If it heats up with two headlights connected in place of the FP, then you most likely have a short in the wiring somewhere (or you wired it totally wrong). In fact, a correction, the best place to connect the headlights (in place of the FP) would actually be right at the FP connector going into the tank. Either way it sounds like either a short in wiring or a short in the FP.
 
I cant believe no one noticed this diagram is wrong. Here is the diagram for a 2g gsx rewire. I knew yours looked off so i checked it. Yours is missing a ground wire. That stock ground needs to run from connector to a ground wire.
 
On a bosch style relay pins 85 and 86 are the two end of the relay coil and pins 30 and 87 are the normally open contacts. There isn't polarity so you can interchange the connections on either the coil or contacts without functional difference unless the relay has an internal diode across the coil.

Normally pin 30 would be the input you want to switch (+12 power in this case) and 87 the output and pin 86 the 12v source for the coil with pin 85 being ground side of the coil.

Based on the normal conventions the first diagram in the original post is the correct one.
 
You are absolutely correct steve. I didnt look at the pin numbers on the relay in my diagram. I figured they had em right on diagram. The diagram i posted was wrong haha. Good man Steve.
 
what gauge power wire did u run? maybe you have broken insulation on the wire someone allowing it to ground out and get hot.
 
Well I'm running the STM rewire kit:

http://www.streettunedmotorsports.com/parts/stm_fuel_pump_rewire_kit.htm

I believe they use a 10gauge or 12 gauge for that blue power wire. I replaced the thinner blue wire from that connector and used the thicker gauge blue power wire as one full wire instead of splicing. Hooked it up as in the diagram, the fuel pump I'm running is walbro 450 e85 version. I'm wondering if that is the culprit as it never used to heat up without the rewire. The ground from stock harness I put on seatbelt with a 10gauge and scraped off old paint. The ground from rewire is 10 gauge to the rear trunk chassis with no paint as well.
 
if you have the blue wire in the pic as your power wire then the gauge of wire is not your issue. its gotta be grounding out somewhere
 
JM1080, I am having this exact same problem on a E85 450 Walbro Pump. Except I actually had it get so hot it melted a section. Was the solution one of those listed above?
 
I had the same problem on my ground connection at the butt connector. The plastic jacket around the butt connector was melted and smoking. It was down to a bad connection.

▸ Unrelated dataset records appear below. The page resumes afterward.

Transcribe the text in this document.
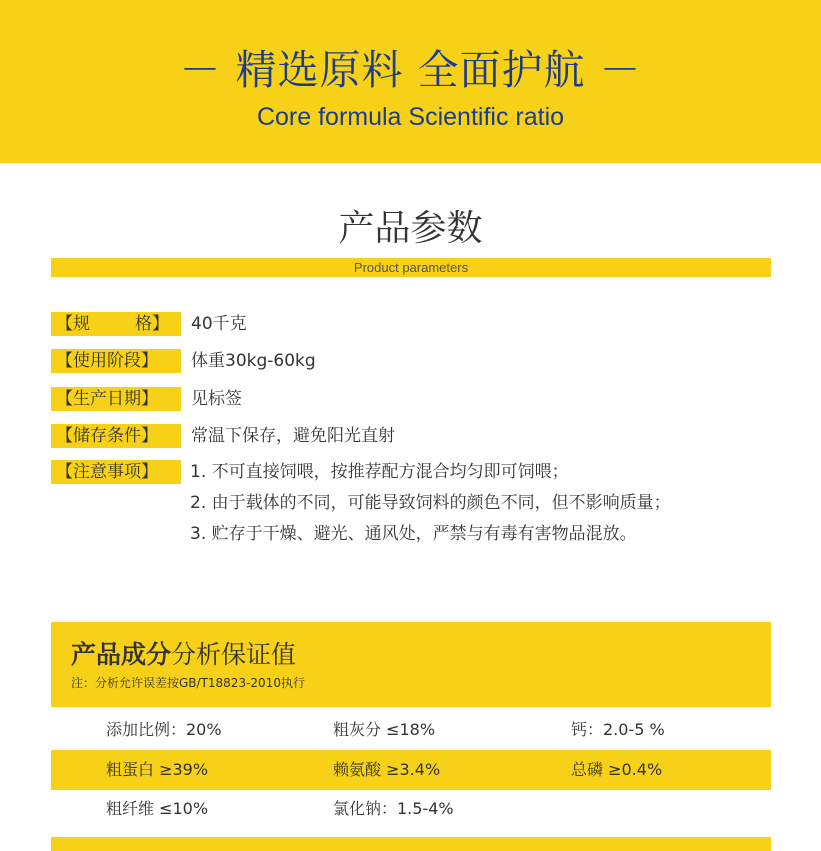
－ 精选原料 全面护航 －
Core formula Scientific ratio
产品参数
Product parameters
【规	格】 40千克
【使用阶段】 体重30kg-60kg
【生产日期】 见标签
【储存条件】 常温下保存，避免阳光直射
【注意事项】 1. 不可直接饲喂，按推荐配方混合均匀即可饲喂；
2. 由于载体的不同，可能导致饲料的颜色不同，但不影响质量；
3. 贮存于干燥、避光、通风处，严禁与有毒有害物品混放。
产品成分分析保证值
注：分析允许误差按GB/T18823-2010执行
添加比例：20%	粗灰分 ≤18%	钙：2.0-5 %
粗蛋白 ≥39%	赖氨酸 ≥3.4%	总磷 ≥0.4%
粗纤维 ≤10%	氯化钠：1.5-4%
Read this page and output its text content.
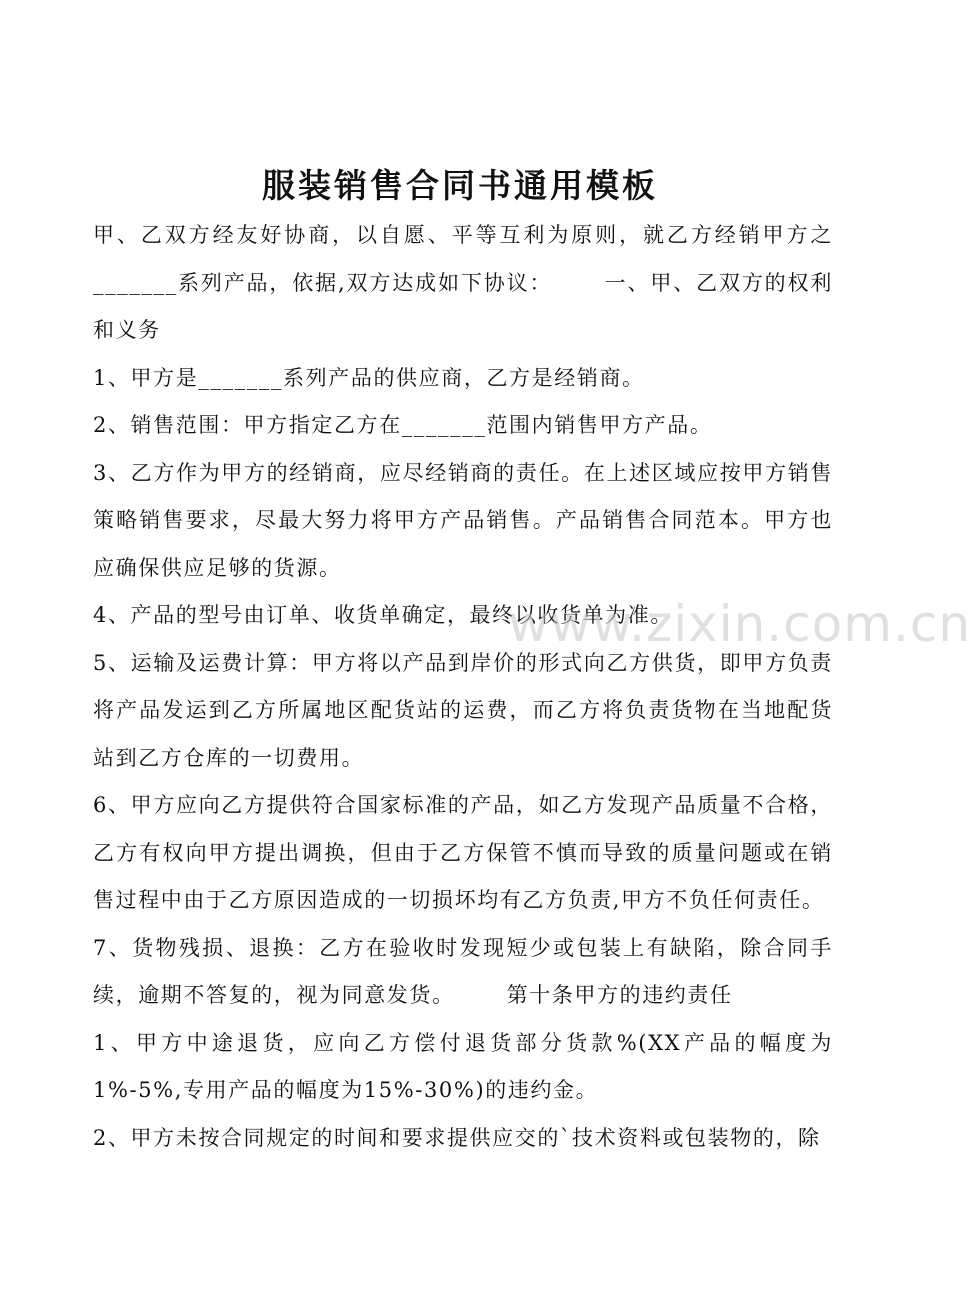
服装销售合同书通用模板

甲、乙双方经友好协商，以自愿、平等互利为原则，就乙方经销甲方之_______系列产品，依据,双方达成如下协议： 一、甲、乙双方的权利和义务

1、甲方是_______系列产品的供应商，乙方是经销商。

2、销售范围：甲方指定乙方在_______范围内销售甲方产品。

3、乙方作为甲方的经销商，应尽经销商的责任。在上述区域应按甲方销售策略销售要求，尽最大努力将甲方产品销售。产品销售合同范本。甲方也应确保供应足够的货源。

4、产品的型号由订单、收货单确定，最终以收货单为准。

5、运输及运费计算：甲方将以产品到岸价的形式向乙方供货，即甲方负责将产品发运到乙方所属地区配货站的运费，而乙方将负责货物在当地配货站到乙方仓库的一切费用。

6、甲方应向乙方提供符合国家标准的产品，如乙方发现产品质量不合格，乙方有权向甲方提出调换，但由于乙方保管不慎而导致的质量问题或在销售过程中由于乙方原因造成的一切损坏均有乙方负责,甲方不负任何责任。

7、货物残损、退换：乙方在验收时发现短少或包装上有缺陷，除合同手续，逾期不答复的，视为同意发货。 第十条甲方的违约责任

1、甲方中途退货，应向乙方偿付退货部分货款%(XX产品的幅度为1%-5%,专用产品的幅度为15%-30%)的违约金。

2、甲方未按合同规定的时间和要求提供应交的`技术资料或包装物的，除

www.zixin.com.cn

My fix was to strip the wire ends long enough so that when I shoved the wires into the butt connector the ends of wire on both ends could touch and let the wire strands intertwine with each other tightly, then I crimped the butt connector and made sure it was nice and tight. After that the wires only get slightly warm, not hot at all.
 
Butt connectors are a no-no on anything that's more than an amp or two (I don't like to use them at all I can help it).

If you test voltage drops, it will tell you where the bottleneck is.